The immune system is a complex balancing act; if it overreacts or underreacts to foreign molecules, there can be serious health consequences.
For cancer patients, tumor progression is often accompanied by immunosuppression, meaning their bodies can’t fight off pathogens the way they should. By contrast, for people with autoimmune diseases like type 1 diabetes, rheumatoid arthritis, and multiple sclerosis, their immune systems overreact and attack the body itself.
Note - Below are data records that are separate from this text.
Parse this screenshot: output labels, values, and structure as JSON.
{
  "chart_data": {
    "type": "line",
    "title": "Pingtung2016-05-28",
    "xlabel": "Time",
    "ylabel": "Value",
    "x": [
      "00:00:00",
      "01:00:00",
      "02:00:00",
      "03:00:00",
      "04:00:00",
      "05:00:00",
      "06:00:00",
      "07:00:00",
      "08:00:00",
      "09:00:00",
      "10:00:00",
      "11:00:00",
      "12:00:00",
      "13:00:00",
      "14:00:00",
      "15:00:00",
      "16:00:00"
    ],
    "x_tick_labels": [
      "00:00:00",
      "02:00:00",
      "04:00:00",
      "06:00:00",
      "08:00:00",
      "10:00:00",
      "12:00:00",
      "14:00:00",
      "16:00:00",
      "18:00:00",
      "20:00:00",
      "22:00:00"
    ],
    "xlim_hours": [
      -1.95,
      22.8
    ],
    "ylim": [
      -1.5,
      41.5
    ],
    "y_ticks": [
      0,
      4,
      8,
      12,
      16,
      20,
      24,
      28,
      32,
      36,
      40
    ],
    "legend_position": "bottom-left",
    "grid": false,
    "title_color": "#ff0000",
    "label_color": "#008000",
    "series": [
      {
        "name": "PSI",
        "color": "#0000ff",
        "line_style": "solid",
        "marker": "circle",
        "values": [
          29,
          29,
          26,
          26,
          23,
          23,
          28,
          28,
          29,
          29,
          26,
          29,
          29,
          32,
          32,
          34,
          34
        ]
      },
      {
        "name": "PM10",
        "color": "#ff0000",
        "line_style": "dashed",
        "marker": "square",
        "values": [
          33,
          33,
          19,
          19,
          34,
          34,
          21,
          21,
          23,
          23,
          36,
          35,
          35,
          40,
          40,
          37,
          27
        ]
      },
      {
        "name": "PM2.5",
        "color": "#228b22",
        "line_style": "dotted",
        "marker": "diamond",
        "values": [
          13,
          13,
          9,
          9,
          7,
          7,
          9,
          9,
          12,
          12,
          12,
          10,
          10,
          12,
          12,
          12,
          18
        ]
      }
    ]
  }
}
Both of these reactions are influenced by a series of molecular checkpoints found in both immune cells and cancer cells. In immune cells, these checkpoints are supposed to prevent the immune system from mounting a response that is too strong and attacks healthy cells. For people with autoimmune diseases, these checkpoint molecules do not function properly. In cancer cells, they bind to immune cell receptors and inhibit their function to a degree that makes patients vulnerable to severe illness and infection.
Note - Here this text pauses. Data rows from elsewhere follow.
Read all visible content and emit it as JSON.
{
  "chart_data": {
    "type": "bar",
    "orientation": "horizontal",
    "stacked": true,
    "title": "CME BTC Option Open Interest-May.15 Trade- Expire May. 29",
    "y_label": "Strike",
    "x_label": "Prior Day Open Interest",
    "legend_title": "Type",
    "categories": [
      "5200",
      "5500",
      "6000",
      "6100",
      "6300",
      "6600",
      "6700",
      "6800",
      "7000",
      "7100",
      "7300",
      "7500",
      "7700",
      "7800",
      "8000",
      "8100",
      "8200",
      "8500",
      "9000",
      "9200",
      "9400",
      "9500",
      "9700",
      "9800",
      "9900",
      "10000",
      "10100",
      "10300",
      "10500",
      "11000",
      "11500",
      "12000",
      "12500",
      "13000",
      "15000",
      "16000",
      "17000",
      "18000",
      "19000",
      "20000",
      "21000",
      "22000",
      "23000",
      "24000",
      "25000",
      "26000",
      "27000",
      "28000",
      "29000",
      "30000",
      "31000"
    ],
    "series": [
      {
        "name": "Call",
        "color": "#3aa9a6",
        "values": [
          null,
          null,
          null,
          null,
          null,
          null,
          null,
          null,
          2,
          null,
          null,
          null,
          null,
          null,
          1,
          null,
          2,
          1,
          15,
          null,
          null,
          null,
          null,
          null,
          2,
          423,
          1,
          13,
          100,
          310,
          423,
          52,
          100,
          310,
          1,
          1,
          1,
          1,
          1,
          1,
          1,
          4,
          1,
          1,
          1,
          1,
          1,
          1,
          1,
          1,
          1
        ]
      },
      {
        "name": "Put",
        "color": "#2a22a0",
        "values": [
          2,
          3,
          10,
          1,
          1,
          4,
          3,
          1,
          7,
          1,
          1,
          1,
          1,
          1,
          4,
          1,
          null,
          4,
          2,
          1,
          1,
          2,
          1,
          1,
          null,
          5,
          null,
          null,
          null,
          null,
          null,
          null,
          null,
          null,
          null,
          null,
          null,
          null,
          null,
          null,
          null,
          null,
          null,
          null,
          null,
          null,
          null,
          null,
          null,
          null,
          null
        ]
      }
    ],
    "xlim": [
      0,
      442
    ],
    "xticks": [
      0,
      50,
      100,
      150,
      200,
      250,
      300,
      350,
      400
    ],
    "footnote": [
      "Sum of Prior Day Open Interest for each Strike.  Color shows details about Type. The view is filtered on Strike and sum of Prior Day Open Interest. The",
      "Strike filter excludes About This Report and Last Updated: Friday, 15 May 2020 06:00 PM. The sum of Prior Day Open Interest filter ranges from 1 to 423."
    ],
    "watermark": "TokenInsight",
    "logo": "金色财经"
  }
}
Dr. Laijun Lai, a research professor in the Department of Allied Health Sciences in the College of Agriculture, Health and Natural Resources, has used bioinformatics and gene engineering techniques to develop a series of recombinant proteins and antibodies for a novel set of checkpoint molecules to address both of these concerns. Lai recently published a paper on the effectiveness of this invention in EMBO Molecular Medicine.
Lai also has a patent pending for this invention through UConn’s Technology and Commercialization Services.
Scientists made a major breakthrough when they identified several checkpoints, specifically PD-L1, PD-1 and CTLA-4, within the last decade. There are several FDA-approved medications that produce recombinant proteins to treat autoimmune disease, and antibodies to block the inhibitor activity of these checkpoints for cancer patients. However, not all patients respond to these treatments since there are many other checkpoints at work.
Using a bioinformatics approach, Lai identified three additional checkpoints: CD300c, ERMAP, and TAPBPL found in both immune cells and cancer cells. The bioinformatics approach identified the checkpoints that were most likely to be relevant based on their genetic and structural similarities to previously identified molecules.
Each molecule binds to a specific immune cell receptor to send an inhibitory signal and uses different mechanisms to check immune cell responses.
“The expression pattern of our molecules are different from existing checkpoint molecules and, probably, a different subset of patients will respond to them,” Lai says.
Lai’s group used genetic engineering to develop recombinant proteins from the genetic blueprint of these proteins. Lai has demonstrated that these recombinant proteins can successfully suppress T-Cell function in animal models of autoimmune diseases.
On the other side, Lai’s group developed antibodies that can block the inhibitory activity of these checkpoint molecules. He found the antibodies enhance antitumor immunity and inhibit tumor growth in animal models.
These therapies can be combined with exiting antibodies for PD-L1, PD-1 and CTLA-4, or on their own for patients who do not respond to those treatments.
“Our antibodies against these checkpoint molecules have the potential to be used in the treatment of cancer patients who are resistant to the anti-PD-1, PDL1, and CTLA-4 antibodies and can also be used in combination with existing antibodies to enhance the antitumor effects,” Lai says.